Expansion unpopular with neighborhood
Objections to Parenthood proposal at meeting

       Strong opposition arose Wednesday night, June 2 against Planned Parenthood's proposed expansion of its facilities at 1330 W. Colorado Ave.
       At a public meeting attended by about 65 people in the Colorado Springs City Administration Building, a total of 26 citizens made cases in opposition to the private reproductive health agency's preliminary plan, while just 2 spoke in favor.
        Many of the speakers said they have lived in that neighborhood or on the Westside for many years and fear that the project would diminish the unique charm that has kept or brought them there. Anticipated detriments included historic and residential losses - three turn-of-the-19th-century homes would be removed to make room for Planned Parenthood's roughly doubled-in- size building and parking lot - and an increase in scope of the current Saturday morning anti-abortion protests.
        “If they want a bigger building, they should move someplace else,” suggested neighborhood resident Stephanie Porter, expressing a sentiment that was voiced by numerous attendees.
       Dave Hughes, speaking for the Old Colorado City Historical Society, referred to the project as part of a “creeping commercialization” on West Colorado Avenue.
       Several people, including a few Westside ministers, opposed the expansion because of their pro-life positions, despite the admonition of Colorado Springs Planner (and meeting facilitator) Larry Larsen that discussion should be limited to land use concerns.
       Planned Parenthood's four representatives at the meeting brought in a site plan slightly revised from that initially presented in May, saying the chief goals are to expand from the current 12 parking spaces to 30 (which would they think would relieve traffic congestion) and to replace the 37-year-old, 2,812 square-foot existing building with a 5,000 square-foot new structure. They said this would provide a larger waiting room for clients and reduce maintenance (such as a leaky roof) on the present facility. The chief reason given for staying at the Colorado Avenue location was that the zoning allows it there.
        Agency representatives chose not to respond to opposition remarks, except when asked at one point if they would find another site if their proposal were rejected. Robbie Ruhaak, a Denver-based senior vice president of internal/external affairs for Planned Parenthood of the Rocky Mountains, responded, “We don't know.”
       Responding to a supporter's question about possibly moving the three homes instead of demolishing them, Ruhaak said, “We will consider that.”
       Jeff Eichengreen, one of the project supporters, said the three buildings are “nothing special” and that other medical buildings erected on the avenue in recent years are “more out of character” than what Planned Parenthood is proposing. As for the traffic congestion neighbors are bothered about, he said a main source of congestion is the “protesters on Saturdays.”

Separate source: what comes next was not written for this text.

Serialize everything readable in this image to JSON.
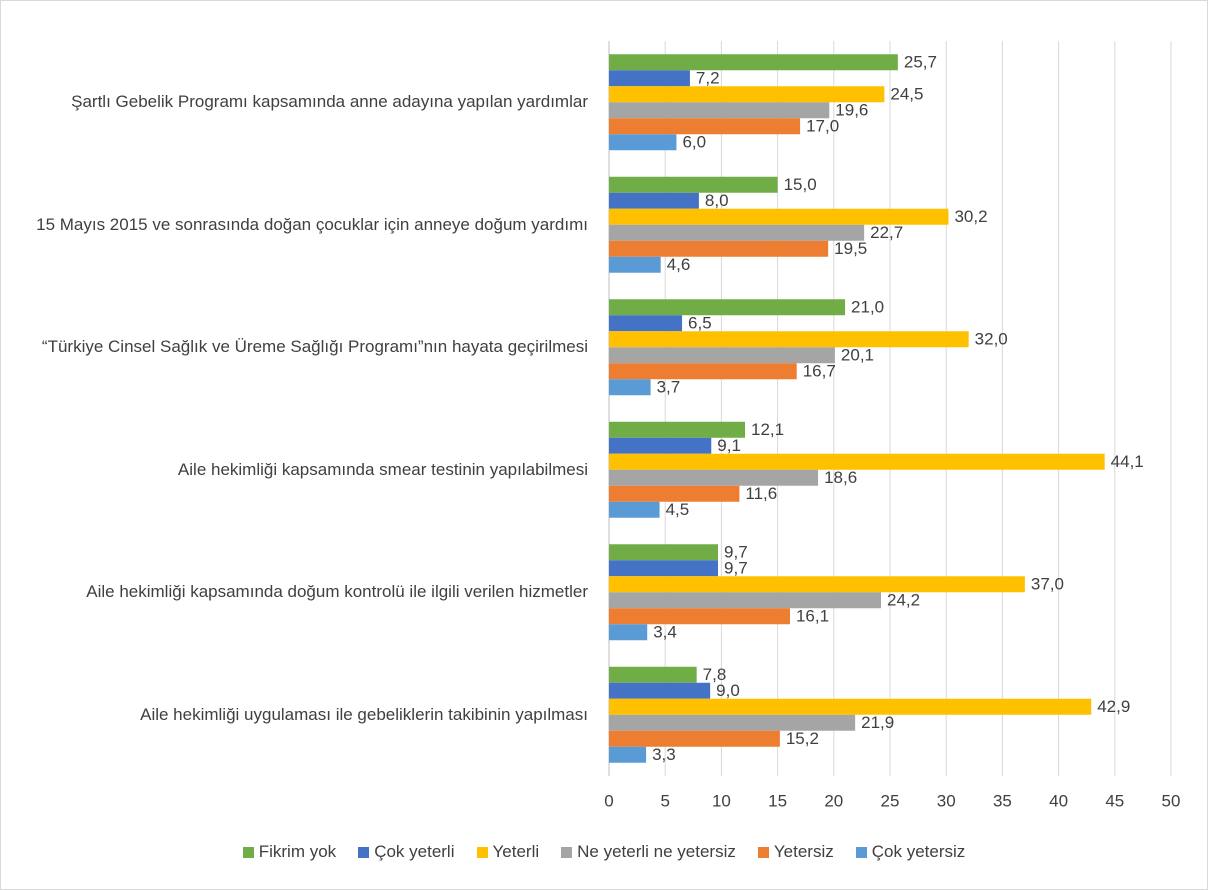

        One issue that had come up at an Organization of Westside Neighbors (OWN) meeting on the issue May 13 had been whether the 1980 Westside Plan - emphasizing residential uses over any other types - had been superseded by the city's newer Comprehensive Plan. In her comments, OWN officer and former Westside City Councilwoman Sallie Clark pointed to various passages from the Comp Plan that speak to preserving historic legacy and neighborhood character.
        Tim Scanlon, a city planner who is assigned part-time to historic preservation issues, noted in preliminary remarks that the houses (1322 W. Colorado and 15 and 17 S. 14th St.) are not in an historic overlay zone, although “it's fair to say those residences contribute to the historic character of the Westside.”
       Kristine Van Wert of OWN presented the findings of an OWN survey that 94 percent of the respondents valued historic preservation.
       Other points in opposition included general concern about its overall size and scope, negative impact on property values, possible criminal influence, incompatibility with neighborhood architecture and values, negative impacts on business (chiefly from protesters), and an increase in traffic and parking problems.
       In an informal conversation after the meeting, Hughes suggested that because of the moral complications inherent in the project, perhaps a special zone should be defined where a Planned Parenthood facility would be allowed - as was done when the old First Amendment bookstore (in-cluding pornography) was relocated from West Colorado Avenue several years ago.
       Larsen said that he will review the comments, as will Planned Parenthood, and another meeting will be set. Also asked to provide review comments will be the city Historical Preservation Board, OWN and OCCHS. Eventually, the matter will go before the City Planning Commission.